In 2006, Spitzer was elected governor of New York. During his time in office, he proposed a bill to legalize same-sex marriage in New York and issued an executive order allowing illegal aliens to be issued driver’s licenses, which both attracted controversy. In July 2007, he was admonished for his administration’s involvement in ordering the State Police to record the whereabouts of State Senate majority leader Joseph L. Bruno.

Spitzer’s sand castle, however, came crashing down when the New York Times reported he had patronized a high-priced prostitution service, the Emperor’s Club VIP and paid up to $80,000 over a period of years for prostitutes, including time when he was Attorney General.

He was caught when his bank reported to the Feds suspicious financial transactions which could be hiding bribes.

Turns out he was merely hiding his payments to prostitutes from his wife.

Spitzer, in short, was a bully who reveled in creating a state of terror among his subjects so they would grovel before a tyrannical emperor.

But Mr. Tracinski makes an important point.

He says Eliot Spitzer is a timeless example of the basic problem of government.

That’s the fact anyone who really wants to wield power is, by that very fact, the last person who should be allowed to do so.

He calls this the "Washington Conundrum," named for George Washington, who was probably the first man in history to demonstrate that the only person who can safely be allowed to wield power is someone who seeks it out of dedication to the cause of liberty.

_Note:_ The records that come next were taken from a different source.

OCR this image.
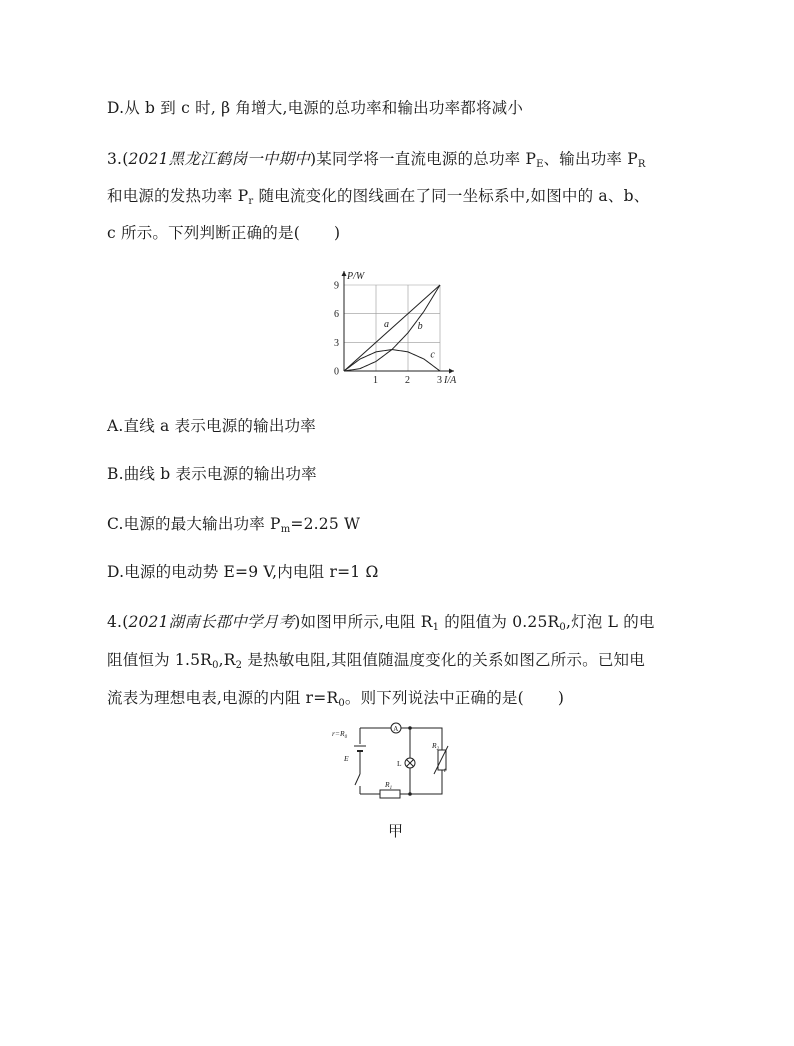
D.从 b 到 c 时, β 角增大,电源的总功率和输出功率都将减小
3.(2021黑龙江鹤岗一中期中)某同学将一直流电源的总功率 $P_E$、输出功率 $P_R$
和电源的发热功率 $P_r$ 随电流变化的图线画在了同一坐标系中,如图中的 a、b、
c 所示。下列判断正确的是( )
1	2	3
3
6
9
0
P/W
I/A
a	b
c
A.直线 a 表示电源的输出功率
B.曲线 b 表示电源的输出功率
C.电源的最大输出功率 $P_m=2.25$ W
D.电源的电动势 E=9 V,内电阻 r=1 Ω
4.(2021湖南长郡中学月考)如图甲所示,电阻 $R_1$ 的阻值为 $0.25R_0$,灯泡 L 的电
阻值恒为 $1.5R_0,R_2$ 是热敏电阻,其阻值随温度变化的关系如图乙所示。已知电
流表为理想电表,电源的内阻 $r=R_0$。则下列说法中正确的是( )
$r=R_0$
E
A
L
$R_1$
$R_2$
t
甲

He goes on to say, take away the love of liberty and power attracts, rewards and promotes the most corrupt types of individuals.

According to Mr. Tracinski: "Without the love of liberty, we don’t get George Washingtons in public office. Instead we get the Emperor Club VIPs – self-aggrandizing thugs like Eliot Spitzer."

If we in Ellis County really think about it, we can remember and think of some of those self-aggrandizing thugs who really have an interest only in power, not in liberty.